Yaklaşık 2 ay boyunca sürecek yazı dizisinin 27. bölümü sizlerle...

AHMED BÎCÂN YAZICIOĞLU

Âdemi oldur ki danış yâr ola

Cehl ile gitmek cihândan âr ola

İlm ile irdi irenler menzile

Câhilin kadr-i vaazı gelmez dile

Allah (c.c) ve Muhammed (s.a.v) aşkıyla dolu bir ömür yaşamış, cehâlet karşısında ilim ve irfan ile yol alıp, Hakk’ın dîvânına aşk-ı muhabbetle varmış bir gönül sultânıdır Ahmed Bîcân Efendi (k.s) ...

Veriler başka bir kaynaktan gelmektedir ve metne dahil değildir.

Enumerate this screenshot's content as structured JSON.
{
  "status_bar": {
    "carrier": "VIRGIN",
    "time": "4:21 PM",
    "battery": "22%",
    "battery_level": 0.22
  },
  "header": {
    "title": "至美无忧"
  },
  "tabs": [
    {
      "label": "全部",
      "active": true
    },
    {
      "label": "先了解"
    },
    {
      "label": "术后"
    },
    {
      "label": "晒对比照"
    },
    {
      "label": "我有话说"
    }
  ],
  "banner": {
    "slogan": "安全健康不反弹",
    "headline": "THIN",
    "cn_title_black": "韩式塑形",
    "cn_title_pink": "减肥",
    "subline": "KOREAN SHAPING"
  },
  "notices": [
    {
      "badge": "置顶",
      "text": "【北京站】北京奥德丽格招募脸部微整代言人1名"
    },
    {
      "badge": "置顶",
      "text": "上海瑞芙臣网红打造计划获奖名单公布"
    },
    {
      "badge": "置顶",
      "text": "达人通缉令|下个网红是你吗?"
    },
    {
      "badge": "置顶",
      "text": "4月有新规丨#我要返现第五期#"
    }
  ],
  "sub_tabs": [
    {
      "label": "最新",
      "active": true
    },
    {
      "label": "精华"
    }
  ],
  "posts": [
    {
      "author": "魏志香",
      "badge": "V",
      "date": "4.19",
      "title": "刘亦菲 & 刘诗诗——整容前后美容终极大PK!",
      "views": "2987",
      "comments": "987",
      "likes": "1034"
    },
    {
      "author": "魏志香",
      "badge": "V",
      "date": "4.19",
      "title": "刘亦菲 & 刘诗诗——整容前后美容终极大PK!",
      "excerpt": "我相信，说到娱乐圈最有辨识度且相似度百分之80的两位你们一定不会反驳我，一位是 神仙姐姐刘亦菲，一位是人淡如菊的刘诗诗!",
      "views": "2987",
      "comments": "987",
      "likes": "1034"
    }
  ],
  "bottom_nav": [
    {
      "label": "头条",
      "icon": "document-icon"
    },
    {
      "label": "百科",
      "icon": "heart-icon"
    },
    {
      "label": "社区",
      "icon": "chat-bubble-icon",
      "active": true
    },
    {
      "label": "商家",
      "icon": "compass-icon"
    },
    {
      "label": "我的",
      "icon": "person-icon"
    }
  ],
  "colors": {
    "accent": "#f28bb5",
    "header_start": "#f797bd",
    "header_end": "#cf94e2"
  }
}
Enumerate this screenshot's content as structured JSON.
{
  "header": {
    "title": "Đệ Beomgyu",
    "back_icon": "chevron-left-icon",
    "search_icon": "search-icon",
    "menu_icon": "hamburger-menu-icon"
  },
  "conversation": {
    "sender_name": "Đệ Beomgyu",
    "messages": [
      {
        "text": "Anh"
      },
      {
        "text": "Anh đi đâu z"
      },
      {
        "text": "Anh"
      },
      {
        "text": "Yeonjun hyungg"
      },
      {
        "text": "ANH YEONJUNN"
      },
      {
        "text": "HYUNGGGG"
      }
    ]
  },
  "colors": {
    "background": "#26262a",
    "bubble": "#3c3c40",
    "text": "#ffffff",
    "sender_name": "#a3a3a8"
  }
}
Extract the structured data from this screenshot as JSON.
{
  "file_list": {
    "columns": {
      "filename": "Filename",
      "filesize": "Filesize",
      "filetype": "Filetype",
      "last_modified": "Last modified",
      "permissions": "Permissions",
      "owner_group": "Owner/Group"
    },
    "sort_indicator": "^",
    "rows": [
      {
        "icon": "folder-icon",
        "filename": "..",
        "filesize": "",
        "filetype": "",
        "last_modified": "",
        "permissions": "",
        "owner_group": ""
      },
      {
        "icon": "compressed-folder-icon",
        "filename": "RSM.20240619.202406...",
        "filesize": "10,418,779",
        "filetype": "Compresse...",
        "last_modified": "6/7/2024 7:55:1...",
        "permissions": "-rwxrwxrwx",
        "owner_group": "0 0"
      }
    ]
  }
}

O, yaşadığı yüzyıla ilmi ve ahlâkı ile damgasını vurmuş, ömrünü öğrenmeye, öğretmeye ve yazmaya adamış bir ilim insanıdır. Kur’an ve sünnet yolundan bir an olsun ayrılmayan Ahmed Bîcân Efendi, Hakk’ın varlığında yok olmuş büyük bir Allah dostudur. 15. yüzyılda yetişmiş en değerli âlim ve velîlerden olan Ahmed Bîcân Efendi’nin doğum târihi kesin olarak bilinmemekle birlikte 15. yüzyılın ilk çeyreğinde, Gelibolu’da doğduğu kabul edilmektedir. Zîra Envârü’l-Âşıkîn yani Allah Âşıkları adlı muhteşem eserinde, “Hak Teâlâ Hazretleri, miskîn Ahmed Bîcân’ı deniz kenarında gazîler şehrinde, Gelibolu’da yarattı” notunu düşmüştür. Diğer taraftan nefisle mücâdeleye de dikkat çeken Ahmed Bîcân Efendi’nin, aynı eserinin sonunda yer alan şu cümleleri Gelibolu’yu neden Gazî Şehri olarak tanımladığını gösteriyor:

“Hak Teâlâ Hazretlerinden dilerim ki; Gelibolu halkına rahmet eyliye, zîra Gelibolu halkı iki türlüdür. Birisi gazîleridir ve birisi şehitleridir. Ama gazî olanlar da iki bölüktür. Birisi kâfir ile gazâ edenler, birisi de kendi nefisleriyle gazâ edenlerdir. O şehit olan da iki türlüdür. Birisi küffâr elinde şehit olandır. Birisi de Gaffâr elinde şehit olandır.”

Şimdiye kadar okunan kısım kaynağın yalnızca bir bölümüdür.